I think this relates not to 1939 (when Mussolini was deepening his alliance with Germany and joining in the territorial predation with his seizure of Albania) but to the moment in 1935 when Britain, France and Italy briefly presented a common front against nazi threats to the 1919 peace settlement.
Mussolini had earlier (July 1934) moved troops to the northern frontier to ward off a threatened nazi seizure of Austria, and all three powers were alarmed by Germany's repudiation of the military provisions of the Treaty of Versailles (March 1935). French efforts to extend a multilateral guarantee of Germany's western frontiers to the east had meanwhile (September 1934) foundered in the face of German and Polish rejection.
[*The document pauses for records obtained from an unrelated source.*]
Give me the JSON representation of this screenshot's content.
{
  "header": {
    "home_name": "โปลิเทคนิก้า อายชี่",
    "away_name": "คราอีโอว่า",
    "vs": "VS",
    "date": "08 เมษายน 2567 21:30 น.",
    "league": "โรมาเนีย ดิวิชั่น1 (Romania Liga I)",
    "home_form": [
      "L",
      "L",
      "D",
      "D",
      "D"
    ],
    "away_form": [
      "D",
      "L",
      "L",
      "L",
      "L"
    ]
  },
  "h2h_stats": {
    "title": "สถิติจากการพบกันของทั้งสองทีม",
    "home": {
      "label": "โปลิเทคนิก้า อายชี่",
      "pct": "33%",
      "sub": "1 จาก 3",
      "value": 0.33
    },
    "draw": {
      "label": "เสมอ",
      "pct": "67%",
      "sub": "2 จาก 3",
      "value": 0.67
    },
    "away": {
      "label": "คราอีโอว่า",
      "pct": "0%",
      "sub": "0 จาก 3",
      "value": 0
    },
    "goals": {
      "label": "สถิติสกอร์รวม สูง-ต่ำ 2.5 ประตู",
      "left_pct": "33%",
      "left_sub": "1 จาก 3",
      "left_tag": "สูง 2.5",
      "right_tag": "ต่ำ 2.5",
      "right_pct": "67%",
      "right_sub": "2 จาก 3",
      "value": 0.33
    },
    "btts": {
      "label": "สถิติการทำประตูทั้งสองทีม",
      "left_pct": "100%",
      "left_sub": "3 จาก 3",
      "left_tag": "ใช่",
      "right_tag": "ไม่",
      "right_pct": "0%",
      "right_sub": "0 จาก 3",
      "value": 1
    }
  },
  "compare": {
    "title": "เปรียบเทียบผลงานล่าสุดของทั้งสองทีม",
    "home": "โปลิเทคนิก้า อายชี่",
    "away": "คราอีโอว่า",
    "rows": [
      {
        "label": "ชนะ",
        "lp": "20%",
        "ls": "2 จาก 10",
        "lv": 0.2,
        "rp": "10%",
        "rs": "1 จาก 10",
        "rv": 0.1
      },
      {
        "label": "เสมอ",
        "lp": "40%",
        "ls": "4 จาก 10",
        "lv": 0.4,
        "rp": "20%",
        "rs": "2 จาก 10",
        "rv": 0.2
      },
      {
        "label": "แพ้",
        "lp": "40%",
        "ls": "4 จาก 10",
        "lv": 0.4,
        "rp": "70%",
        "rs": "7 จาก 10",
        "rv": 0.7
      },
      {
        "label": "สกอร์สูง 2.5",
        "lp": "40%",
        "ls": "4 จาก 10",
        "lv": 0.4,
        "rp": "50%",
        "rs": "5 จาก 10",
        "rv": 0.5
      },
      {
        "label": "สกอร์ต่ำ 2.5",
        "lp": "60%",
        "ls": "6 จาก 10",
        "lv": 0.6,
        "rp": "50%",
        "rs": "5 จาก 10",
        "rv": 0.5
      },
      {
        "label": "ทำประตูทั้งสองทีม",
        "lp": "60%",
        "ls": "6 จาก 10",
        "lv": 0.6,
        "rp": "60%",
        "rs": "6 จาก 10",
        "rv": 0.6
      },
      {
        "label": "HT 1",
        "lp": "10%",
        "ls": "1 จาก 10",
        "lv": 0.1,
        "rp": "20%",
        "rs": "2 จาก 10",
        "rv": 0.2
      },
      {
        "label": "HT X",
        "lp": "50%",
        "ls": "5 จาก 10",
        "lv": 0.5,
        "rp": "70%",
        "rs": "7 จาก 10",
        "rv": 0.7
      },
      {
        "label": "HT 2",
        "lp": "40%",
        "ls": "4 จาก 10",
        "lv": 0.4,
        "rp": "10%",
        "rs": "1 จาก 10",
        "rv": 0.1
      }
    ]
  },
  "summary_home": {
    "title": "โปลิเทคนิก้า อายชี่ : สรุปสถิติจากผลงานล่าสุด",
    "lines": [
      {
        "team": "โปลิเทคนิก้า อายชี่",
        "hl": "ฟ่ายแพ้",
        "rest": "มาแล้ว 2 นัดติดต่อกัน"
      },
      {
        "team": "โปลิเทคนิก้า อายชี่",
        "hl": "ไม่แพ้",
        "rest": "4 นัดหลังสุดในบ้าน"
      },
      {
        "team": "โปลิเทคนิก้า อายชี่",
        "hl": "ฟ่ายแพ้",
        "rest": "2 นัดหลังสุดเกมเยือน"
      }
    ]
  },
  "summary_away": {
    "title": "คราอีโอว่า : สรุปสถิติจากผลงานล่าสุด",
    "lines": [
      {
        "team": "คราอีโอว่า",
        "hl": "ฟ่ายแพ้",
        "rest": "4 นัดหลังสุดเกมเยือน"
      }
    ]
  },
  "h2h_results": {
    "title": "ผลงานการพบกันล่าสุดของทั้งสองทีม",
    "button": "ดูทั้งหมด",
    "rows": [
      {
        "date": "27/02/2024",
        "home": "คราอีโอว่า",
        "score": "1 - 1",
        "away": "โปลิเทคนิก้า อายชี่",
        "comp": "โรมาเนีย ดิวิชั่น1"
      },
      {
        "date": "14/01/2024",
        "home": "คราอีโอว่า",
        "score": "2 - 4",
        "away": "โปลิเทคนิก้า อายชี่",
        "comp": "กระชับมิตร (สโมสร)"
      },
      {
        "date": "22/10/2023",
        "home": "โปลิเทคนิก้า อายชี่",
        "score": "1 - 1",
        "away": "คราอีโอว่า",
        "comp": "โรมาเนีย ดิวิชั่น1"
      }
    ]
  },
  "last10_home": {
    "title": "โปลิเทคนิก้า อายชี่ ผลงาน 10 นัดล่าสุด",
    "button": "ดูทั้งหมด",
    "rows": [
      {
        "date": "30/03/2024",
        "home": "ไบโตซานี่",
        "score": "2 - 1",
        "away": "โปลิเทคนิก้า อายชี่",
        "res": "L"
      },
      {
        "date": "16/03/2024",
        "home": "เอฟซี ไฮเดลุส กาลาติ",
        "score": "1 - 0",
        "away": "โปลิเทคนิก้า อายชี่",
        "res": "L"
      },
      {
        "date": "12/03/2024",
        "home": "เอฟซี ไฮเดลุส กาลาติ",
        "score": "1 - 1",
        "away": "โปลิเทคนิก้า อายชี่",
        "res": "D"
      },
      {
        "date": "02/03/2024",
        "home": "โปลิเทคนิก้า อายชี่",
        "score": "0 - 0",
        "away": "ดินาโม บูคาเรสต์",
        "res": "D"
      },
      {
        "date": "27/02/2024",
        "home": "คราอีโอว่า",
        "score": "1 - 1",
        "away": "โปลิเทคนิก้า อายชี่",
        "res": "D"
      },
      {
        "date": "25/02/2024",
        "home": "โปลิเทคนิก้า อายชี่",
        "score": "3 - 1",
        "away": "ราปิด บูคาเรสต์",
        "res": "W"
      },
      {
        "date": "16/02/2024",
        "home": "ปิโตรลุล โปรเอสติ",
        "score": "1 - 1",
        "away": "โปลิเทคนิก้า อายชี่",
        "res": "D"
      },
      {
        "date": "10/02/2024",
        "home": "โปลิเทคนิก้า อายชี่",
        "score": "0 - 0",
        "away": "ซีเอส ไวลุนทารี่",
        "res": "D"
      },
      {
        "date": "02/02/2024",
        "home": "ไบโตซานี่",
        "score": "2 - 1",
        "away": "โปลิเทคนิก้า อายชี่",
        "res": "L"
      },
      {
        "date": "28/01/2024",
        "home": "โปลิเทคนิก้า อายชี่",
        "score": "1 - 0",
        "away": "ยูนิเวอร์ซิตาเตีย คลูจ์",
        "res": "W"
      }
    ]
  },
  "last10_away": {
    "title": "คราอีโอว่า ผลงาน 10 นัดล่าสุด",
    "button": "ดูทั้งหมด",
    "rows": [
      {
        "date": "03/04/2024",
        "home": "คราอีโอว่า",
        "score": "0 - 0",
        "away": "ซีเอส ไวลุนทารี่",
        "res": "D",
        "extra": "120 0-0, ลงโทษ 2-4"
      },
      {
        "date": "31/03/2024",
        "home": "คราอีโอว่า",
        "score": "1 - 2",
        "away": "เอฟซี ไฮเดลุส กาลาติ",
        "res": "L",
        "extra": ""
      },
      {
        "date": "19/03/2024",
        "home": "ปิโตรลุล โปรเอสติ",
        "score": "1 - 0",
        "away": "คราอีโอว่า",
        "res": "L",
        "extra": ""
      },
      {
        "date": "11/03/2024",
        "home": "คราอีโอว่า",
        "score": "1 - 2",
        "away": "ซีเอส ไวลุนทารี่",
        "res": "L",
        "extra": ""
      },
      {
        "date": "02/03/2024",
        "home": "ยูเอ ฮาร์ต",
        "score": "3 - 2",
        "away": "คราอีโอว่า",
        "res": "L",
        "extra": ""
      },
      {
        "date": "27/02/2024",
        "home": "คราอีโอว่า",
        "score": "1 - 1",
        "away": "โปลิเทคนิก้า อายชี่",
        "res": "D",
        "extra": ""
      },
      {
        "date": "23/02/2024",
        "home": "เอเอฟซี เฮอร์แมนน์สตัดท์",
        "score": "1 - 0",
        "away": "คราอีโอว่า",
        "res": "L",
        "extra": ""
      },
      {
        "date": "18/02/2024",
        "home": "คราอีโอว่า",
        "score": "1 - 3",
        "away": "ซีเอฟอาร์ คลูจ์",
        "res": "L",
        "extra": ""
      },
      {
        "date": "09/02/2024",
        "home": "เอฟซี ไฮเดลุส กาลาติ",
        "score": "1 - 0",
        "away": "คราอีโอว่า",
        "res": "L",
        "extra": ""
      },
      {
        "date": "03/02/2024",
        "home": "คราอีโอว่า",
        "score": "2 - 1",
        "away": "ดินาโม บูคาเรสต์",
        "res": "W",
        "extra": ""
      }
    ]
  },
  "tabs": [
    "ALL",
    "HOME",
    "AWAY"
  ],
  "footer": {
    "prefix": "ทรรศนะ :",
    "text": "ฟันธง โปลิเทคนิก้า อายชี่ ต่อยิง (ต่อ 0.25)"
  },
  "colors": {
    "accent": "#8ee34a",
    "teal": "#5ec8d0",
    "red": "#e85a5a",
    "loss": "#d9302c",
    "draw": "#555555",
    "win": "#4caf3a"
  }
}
The April 1935 meeting at Stresa (northern Italy) between prime ministers MacDonald, Laval and Mussolini issued a joint statement committing their three countries to maintain Austrian independence, seek arms limitation and pursue the recent Anglo-French proposal for a common air defence guarantee against aggression. The final declaration stated:
The three Powers, the object of whose policy is the collective maintenance of peace within the framework of the League of Nations, find themselves in complete agreement in opposing, by all practical means, any unilateral repudiation of treaties which may endanger the peace of Europe, and will act in close and cordial collaboration for this purpose.
The arrangement started coming unstuck only two months later when Britain concluded its own agreement with Germany limiting the latter's naval strength but in excess of the Versailles ceiling. Both the French and Italian governments were angered at having been left out of the discussions and now facing greater German strength than previously.
The final undoing followed Mussolini's October 1935 attack on Ethiopia: both Laval and British foreign secretary Hoare lost office after secretly proposing to buy Italy off with Ethiopian territory, and the two powers fell into line behind general international condemnation of the invasion. Italy went on to make its own deal with Germany, formalised in the 1936 Axis accord.
So I think it's this episode and particularly the naval agreement controversy that the question refers to. The "Stresa front" was never as strong as it seemed to be, the accord itself being hedged in diplomatic language committing the participants to little specific action. But even if the naval deal hadn't finished it off, the Ethiopia war (planned by Mussolini months before the conference) would have done the job six months later.